Murrend rolle ich mich auf die andere Seite und taste nach Tinsleys Körper. Ihre Bettseite ist kalt. Umgehend verfliegt die Müdigkeit und ich reiße die Augen auf. Das Kissen ist leer, die Decke am Fußende gefaltet. Meine müden Augen scannen mein Apartment. Tinsleys Reisetasche ist weg, ebenso wie der Karton und ihre Handtasche. Lediglich die Geschenktüte steht auf der Anrichte neben der Küchenzeile. Eisige Kälte breitet sich in meinen Eingeweiden aus. Wir haben die ganze Nacht geredet, nachdem wir Sex hatten. Wir haben nackt kuschelnd in meinem Bett gelegen und uns erzählt, was in den letzten Jahren passiert ist. Bis ich, mit Tinsleys Rücken an meine Brust gedrückt, eingeschlafen bin. Es hat sich wohlig angefühlt. Zittrig greife ich nach meinem Handy, aber ich kann sie nicht anrufen, weil ihre alte Nummer nicht mehr existiert. Das Handy landet auf meinem Nachttisch und ich raufe mir die Haare.

»Tinsley?«, rufe ich. Stille dominiert das Zimmer und auch aus dem Badezimmer sind keine Geräusche zu hören. Sie ist weg. Abgehauen. Schon wieder.

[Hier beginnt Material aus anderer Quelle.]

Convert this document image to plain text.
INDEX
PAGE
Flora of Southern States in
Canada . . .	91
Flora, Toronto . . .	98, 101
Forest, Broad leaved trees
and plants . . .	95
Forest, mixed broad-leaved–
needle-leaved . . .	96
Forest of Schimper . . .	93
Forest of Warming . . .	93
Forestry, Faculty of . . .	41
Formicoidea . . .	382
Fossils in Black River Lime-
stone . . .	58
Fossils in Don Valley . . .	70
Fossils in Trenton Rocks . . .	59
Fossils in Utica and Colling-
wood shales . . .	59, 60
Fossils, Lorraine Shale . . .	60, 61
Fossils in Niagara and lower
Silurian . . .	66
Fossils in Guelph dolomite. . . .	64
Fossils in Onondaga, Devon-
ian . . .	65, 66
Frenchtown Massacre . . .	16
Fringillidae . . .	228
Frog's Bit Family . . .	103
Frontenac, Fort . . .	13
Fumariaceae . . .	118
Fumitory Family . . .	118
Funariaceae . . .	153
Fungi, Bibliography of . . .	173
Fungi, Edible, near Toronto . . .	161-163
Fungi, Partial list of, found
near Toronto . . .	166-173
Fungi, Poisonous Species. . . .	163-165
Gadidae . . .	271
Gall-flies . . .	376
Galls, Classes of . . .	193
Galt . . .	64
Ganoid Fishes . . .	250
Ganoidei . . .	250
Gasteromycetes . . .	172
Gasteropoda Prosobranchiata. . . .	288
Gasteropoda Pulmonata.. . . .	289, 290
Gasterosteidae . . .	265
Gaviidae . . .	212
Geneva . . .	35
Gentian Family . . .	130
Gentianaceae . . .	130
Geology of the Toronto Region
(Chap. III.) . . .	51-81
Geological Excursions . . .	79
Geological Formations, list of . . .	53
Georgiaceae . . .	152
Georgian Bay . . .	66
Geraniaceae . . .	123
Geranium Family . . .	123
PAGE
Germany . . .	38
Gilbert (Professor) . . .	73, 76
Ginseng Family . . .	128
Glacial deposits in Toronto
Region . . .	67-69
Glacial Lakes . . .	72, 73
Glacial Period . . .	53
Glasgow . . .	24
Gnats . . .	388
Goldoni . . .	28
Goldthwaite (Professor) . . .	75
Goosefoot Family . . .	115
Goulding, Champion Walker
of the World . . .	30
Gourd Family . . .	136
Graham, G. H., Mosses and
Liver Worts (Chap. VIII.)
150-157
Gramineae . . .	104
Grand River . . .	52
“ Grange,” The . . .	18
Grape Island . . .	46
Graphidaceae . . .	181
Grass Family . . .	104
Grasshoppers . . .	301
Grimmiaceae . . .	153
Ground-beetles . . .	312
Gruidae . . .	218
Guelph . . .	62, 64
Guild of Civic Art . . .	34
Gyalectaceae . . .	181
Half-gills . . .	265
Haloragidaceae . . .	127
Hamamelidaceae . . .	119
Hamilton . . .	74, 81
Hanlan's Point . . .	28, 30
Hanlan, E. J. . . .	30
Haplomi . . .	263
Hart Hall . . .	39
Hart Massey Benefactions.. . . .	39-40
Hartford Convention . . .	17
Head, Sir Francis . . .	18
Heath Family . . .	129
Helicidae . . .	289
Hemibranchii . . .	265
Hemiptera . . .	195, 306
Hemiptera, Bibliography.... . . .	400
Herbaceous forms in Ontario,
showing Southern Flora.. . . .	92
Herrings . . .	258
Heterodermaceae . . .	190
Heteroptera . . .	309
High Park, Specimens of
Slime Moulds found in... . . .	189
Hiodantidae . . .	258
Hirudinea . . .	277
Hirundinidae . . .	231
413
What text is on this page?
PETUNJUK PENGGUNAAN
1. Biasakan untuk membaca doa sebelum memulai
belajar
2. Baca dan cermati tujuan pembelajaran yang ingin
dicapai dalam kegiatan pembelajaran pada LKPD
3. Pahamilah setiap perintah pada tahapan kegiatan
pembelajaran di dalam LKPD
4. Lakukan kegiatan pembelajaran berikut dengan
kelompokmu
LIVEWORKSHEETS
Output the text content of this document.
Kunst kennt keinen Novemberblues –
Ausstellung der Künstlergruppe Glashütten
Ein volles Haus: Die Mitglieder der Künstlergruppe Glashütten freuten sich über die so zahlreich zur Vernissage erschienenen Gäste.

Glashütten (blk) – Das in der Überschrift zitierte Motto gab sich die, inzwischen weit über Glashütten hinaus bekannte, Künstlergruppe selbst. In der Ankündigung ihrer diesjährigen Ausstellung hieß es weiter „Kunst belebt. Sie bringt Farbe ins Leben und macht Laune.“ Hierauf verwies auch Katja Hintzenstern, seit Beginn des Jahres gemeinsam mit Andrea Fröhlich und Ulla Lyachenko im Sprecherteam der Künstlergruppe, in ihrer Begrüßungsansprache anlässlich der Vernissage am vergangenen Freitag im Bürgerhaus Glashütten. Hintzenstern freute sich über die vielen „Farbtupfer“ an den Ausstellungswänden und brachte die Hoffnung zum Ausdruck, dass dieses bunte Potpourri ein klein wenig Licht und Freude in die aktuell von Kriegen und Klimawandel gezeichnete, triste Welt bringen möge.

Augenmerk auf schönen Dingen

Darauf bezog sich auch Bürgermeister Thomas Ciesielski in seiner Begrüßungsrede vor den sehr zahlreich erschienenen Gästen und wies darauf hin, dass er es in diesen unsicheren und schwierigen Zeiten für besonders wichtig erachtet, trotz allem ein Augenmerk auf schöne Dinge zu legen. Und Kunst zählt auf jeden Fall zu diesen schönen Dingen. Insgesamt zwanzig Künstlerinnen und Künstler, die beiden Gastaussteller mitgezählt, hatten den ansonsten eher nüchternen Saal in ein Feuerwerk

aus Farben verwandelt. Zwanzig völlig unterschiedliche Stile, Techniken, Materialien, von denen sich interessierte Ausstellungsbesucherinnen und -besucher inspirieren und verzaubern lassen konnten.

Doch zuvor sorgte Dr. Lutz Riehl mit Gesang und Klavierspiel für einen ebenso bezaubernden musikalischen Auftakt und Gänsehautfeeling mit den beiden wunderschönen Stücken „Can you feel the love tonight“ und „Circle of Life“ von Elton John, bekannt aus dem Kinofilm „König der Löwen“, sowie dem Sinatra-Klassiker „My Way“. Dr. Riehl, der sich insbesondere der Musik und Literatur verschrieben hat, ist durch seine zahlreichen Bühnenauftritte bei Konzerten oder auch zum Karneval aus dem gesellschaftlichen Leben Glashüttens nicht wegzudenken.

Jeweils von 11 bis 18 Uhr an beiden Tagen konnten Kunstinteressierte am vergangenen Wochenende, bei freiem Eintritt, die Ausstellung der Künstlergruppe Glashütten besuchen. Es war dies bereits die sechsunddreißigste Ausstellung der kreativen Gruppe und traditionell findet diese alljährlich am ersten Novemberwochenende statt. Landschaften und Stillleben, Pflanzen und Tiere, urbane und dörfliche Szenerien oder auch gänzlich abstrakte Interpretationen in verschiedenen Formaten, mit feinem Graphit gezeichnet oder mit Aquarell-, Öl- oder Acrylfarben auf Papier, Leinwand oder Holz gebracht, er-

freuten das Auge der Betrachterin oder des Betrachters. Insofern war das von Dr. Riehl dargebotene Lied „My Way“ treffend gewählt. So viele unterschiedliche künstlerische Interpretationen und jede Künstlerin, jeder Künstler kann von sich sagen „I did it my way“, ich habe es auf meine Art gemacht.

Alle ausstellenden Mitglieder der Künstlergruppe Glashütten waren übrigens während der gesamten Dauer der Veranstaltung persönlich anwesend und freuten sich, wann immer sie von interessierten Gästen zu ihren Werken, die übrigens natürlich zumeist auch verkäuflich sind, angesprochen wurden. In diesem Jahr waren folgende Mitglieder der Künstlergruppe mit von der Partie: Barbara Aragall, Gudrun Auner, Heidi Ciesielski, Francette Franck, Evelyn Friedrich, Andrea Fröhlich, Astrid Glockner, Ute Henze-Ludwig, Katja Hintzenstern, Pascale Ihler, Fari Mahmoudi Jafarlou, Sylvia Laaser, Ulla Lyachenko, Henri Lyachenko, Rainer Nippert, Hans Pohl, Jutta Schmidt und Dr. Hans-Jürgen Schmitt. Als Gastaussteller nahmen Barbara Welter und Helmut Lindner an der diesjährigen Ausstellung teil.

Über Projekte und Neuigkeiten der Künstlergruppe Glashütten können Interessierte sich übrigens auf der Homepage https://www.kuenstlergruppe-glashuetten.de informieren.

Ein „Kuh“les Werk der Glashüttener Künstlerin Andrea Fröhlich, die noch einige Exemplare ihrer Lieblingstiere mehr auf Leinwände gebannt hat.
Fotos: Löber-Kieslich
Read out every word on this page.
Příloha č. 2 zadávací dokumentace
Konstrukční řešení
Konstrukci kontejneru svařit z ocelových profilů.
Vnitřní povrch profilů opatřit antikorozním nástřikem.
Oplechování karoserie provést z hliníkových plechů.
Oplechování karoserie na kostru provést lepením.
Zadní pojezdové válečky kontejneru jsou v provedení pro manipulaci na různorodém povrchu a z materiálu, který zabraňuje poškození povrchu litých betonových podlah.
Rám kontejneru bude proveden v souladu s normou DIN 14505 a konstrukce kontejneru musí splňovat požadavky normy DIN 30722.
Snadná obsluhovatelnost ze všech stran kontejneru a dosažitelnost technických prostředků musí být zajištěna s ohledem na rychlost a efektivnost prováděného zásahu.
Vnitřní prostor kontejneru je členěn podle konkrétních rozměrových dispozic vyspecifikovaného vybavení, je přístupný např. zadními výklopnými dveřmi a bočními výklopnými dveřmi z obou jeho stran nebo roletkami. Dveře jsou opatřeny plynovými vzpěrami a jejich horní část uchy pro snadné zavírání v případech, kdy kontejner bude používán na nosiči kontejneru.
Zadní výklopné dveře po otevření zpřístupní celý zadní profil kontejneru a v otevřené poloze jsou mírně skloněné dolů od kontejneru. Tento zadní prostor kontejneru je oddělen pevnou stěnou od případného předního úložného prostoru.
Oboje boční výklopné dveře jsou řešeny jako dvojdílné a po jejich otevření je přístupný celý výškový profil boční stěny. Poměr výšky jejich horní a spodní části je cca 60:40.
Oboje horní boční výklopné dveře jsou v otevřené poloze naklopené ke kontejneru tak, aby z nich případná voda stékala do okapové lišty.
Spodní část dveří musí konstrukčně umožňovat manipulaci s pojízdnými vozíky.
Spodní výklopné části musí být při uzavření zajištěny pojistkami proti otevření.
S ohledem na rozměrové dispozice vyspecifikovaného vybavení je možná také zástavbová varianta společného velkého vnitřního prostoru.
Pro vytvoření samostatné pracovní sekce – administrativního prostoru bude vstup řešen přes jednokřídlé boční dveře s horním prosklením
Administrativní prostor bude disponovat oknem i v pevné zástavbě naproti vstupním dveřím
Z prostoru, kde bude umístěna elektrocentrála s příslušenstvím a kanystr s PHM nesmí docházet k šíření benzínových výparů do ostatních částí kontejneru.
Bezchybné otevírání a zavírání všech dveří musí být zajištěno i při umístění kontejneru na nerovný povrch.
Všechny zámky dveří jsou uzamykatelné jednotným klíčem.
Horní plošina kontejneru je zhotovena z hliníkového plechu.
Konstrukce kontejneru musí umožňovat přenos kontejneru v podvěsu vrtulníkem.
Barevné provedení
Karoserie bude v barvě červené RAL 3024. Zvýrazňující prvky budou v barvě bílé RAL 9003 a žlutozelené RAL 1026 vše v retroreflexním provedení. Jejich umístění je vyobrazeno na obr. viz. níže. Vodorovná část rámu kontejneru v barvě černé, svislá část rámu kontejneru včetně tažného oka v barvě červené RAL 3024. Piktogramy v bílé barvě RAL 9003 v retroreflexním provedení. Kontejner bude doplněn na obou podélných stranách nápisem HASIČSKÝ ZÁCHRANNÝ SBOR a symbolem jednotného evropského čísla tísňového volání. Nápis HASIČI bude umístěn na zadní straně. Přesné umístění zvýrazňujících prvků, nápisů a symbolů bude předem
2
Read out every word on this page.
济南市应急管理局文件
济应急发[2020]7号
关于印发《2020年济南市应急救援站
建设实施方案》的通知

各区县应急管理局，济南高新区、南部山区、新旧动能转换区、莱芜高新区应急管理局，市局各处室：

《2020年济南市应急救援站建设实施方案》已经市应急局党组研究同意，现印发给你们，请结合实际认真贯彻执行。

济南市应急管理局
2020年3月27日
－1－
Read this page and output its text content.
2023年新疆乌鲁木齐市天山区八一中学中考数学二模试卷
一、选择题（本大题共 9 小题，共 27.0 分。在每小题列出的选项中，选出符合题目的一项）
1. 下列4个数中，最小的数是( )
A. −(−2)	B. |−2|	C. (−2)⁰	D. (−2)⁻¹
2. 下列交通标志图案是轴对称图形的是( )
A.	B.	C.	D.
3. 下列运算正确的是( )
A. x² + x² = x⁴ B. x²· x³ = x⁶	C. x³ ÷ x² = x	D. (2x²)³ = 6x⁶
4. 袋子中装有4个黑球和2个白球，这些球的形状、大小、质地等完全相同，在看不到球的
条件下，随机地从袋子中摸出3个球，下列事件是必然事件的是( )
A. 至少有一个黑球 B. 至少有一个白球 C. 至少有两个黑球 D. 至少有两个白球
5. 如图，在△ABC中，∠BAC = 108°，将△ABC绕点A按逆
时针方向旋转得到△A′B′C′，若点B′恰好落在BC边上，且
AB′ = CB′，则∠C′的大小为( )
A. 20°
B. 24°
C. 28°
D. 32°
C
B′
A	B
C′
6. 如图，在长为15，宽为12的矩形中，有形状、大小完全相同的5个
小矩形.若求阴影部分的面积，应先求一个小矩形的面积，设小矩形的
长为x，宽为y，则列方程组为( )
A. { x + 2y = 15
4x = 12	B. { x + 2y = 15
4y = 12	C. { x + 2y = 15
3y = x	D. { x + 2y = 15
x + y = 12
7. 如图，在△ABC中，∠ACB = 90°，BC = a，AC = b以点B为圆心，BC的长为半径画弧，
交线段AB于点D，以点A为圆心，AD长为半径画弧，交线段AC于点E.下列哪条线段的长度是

Der eisige Klotz in meinem Magen offenbart mir die Bestätigung meiner Befürchtung, denn genauso habe ich mich gefühlt, als Tinsley das Bitterberry geschlossen hat und davongelaufen ist. Sie hat mich schon wieder verlassen.

Und erneut bricht mein Herz in tausend Einzelteile, allerdings schneiden die Bruchstücke dieses Mal jeden Zentimeter meiner Organe auf und ich sinke keuchend auf die Matratze zurück.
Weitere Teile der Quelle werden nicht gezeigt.